La biopsia del linfonodo sentinella per il melanoma. Un nuovo studio

Secondo uno studio scientifico coordinato dal Prof. Mario Mandalà, Dirigente Medico nell’Unità di Oncologia Medica all’Ospedale Papa Giovanni XXIII di Bergamo, la tempistica con cui viene eseguita la biopsia del linfonodo sentinella nei pazienti con melanoma allo stadio I o II, non ha un impatto significativo sulla prognosi.

Quando si scopre di avere un melanoma, dopo l’asportazione della lesione sospetta si procede con l’esame istologico. Nel caso dei melanomi a più alto rischio viene consigliata anche la biopsia del linfonodo sentinella, cioè il linfonodo più vicino alla sede del tumore primario. 

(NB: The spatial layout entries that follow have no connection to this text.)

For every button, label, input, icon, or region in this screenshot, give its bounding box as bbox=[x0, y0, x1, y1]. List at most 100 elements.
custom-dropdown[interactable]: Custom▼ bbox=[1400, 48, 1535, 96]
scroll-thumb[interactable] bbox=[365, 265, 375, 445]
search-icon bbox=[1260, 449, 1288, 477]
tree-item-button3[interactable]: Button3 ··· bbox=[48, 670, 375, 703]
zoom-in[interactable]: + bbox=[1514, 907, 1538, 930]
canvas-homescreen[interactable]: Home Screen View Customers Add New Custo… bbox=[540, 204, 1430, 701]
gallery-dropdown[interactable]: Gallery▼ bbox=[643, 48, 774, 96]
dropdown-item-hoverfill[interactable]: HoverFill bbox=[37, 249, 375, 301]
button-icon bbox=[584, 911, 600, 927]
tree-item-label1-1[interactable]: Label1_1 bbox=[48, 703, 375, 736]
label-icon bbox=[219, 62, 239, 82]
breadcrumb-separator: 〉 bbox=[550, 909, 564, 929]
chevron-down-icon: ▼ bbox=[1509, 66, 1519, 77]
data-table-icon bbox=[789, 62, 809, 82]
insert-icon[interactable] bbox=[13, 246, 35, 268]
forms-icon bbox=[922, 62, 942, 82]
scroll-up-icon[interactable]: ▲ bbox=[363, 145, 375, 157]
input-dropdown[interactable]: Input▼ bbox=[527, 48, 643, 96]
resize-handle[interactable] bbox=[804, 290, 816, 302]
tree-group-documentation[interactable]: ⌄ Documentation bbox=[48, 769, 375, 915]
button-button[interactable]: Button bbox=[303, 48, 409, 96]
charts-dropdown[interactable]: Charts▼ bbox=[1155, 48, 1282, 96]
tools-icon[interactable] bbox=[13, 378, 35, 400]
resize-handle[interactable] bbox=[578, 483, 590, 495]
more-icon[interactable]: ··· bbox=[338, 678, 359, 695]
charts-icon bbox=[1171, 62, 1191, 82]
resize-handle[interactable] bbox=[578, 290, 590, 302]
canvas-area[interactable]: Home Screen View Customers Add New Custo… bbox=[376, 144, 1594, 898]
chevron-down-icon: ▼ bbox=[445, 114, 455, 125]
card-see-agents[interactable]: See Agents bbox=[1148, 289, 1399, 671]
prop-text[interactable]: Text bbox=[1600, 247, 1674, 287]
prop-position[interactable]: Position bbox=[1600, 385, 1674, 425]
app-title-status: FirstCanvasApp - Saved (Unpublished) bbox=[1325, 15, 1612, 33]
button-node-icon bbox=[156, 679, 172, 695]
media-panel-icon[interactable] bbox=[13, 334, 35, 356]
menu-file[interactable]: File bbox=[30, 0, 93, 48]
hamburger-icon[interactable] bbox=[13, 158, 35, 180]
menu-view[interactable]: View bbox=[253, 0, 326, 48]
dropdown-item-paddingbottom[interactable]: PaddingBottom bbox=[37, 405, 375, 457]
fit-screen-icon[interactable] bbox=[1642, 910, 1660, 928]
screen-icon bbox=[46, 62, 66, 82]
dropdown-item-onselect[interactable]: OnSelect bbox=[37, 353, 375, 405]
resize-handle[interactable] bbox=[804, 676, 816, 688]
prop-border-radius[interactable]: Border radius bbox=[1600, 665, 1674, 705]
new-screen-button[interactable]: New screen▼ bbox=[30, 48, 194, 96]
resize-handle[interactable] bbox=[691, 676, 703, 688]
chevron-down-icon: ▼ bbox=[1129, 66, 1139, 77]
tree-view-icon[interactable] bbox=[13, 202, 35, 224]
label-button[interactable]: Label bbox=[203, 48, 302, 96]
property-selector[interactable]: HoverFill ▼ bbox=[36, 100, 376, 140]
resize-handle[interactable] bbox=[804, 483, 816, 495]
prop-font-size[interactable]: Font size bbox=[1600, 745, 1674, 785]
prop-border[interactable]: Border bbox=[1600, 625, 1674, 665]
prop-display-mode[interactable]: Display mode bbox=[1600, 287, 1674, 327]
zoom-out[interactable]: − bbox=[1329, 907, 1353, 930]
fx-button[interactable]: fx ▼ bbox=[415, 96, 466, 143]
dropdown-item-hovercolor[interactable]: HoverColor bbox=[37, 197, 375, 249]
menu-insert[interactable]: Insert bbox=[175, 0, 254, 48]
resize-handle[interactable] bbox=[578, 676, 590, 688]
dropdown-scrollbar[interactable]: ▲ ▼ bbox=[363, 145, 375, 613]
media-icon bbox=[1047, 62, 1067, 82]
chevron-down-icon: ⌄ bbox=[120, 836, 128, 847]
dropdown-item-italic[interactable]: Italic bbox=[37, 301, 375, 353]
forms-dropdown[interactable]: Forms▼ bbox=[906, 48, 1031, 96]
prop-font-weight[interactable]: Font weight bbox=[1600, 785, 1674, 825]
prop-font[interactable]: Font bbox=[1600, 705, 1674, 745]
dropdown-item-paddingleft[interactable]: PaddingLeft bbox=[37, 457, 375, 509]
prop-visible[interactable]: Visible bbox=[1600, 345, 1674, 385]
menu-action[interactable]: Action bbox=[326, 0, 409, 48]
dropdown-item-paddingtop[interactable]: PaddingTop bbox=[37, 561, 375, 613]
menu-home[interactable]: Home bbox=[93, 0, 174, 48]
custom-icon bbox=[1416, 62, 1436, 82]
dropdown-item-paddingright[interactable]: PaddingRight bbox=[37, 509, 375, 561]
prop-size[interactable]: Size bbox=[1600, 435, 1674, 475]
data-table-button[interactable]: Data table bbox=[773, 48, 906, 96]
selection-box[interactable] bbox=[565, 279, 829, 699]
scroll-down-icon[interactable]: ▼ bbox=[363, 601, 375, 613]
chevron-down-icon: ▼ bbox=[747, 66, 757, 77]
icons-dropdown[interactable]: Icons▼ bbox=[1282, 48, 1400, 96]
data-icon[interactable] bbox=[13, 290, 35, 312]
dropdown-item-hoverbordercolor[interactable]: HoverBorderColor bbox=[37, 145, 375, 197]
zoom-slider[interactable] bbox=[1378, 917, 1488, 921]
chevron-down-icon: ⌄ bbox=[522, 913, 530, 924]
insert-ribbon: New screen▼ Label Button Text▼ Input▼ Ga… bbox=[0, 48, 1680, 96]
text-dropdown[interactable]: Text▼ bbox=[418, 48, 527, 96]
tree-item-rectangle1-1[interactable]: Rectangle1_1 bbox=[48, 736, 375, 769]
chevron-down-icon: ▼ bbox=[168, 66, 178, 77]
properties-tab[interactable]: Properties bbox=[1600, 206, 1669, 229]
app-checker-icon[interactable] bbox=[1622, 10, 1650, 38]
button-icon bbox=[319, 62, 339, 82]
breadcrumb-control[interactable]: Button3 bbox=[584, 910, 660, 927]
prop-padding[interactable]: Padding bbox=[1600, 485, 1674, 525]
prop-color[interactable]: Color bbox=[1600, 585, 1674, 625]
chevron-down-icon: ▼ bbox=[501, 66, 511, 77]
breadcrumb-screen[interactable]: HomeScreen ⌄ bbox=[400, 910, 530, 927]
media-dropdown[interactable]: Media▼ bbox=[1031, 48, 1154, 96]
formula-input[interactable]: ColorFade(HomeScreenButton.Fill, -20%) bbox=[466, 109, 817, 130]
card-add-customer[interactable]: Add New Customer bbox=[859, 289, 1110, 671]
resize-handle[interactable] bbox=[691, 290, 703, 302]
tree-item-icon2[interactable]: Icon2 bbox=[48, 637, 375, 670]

In caso di linfonodo sentinella positivo, lo standard è di non eseguire l’asportazione di tutti i linfonodi della stazione locoregionale, ma di prendere in considerazione una terapia sistemica o target o immunoterapia.

Nello studio coordinato dal Dott. Mandalà i ricercatori si sono chiesti se eseguire l’asportazione del linfondo sentinella entro un mese dalla diagnosi oppure entro tre mesi abbia un effetto sulla prognosi, aumentando la probabilità di recidive o morte.

«Abbiamo visto che non vi è alcuna differenza» spiega il Dott. Mandalà. «Eseguire la biopsia entro i tre mesi, anziché entro il primo mese, non aumenta il rischio. Non è quindi necessario che il paziente si sottoponga immediatamente all’intervento. Questa informazione è molto utile per evitare inutili allarmismi e il ricorso a procedure chirurgiche al di fuori del servizio sanitario nazionale».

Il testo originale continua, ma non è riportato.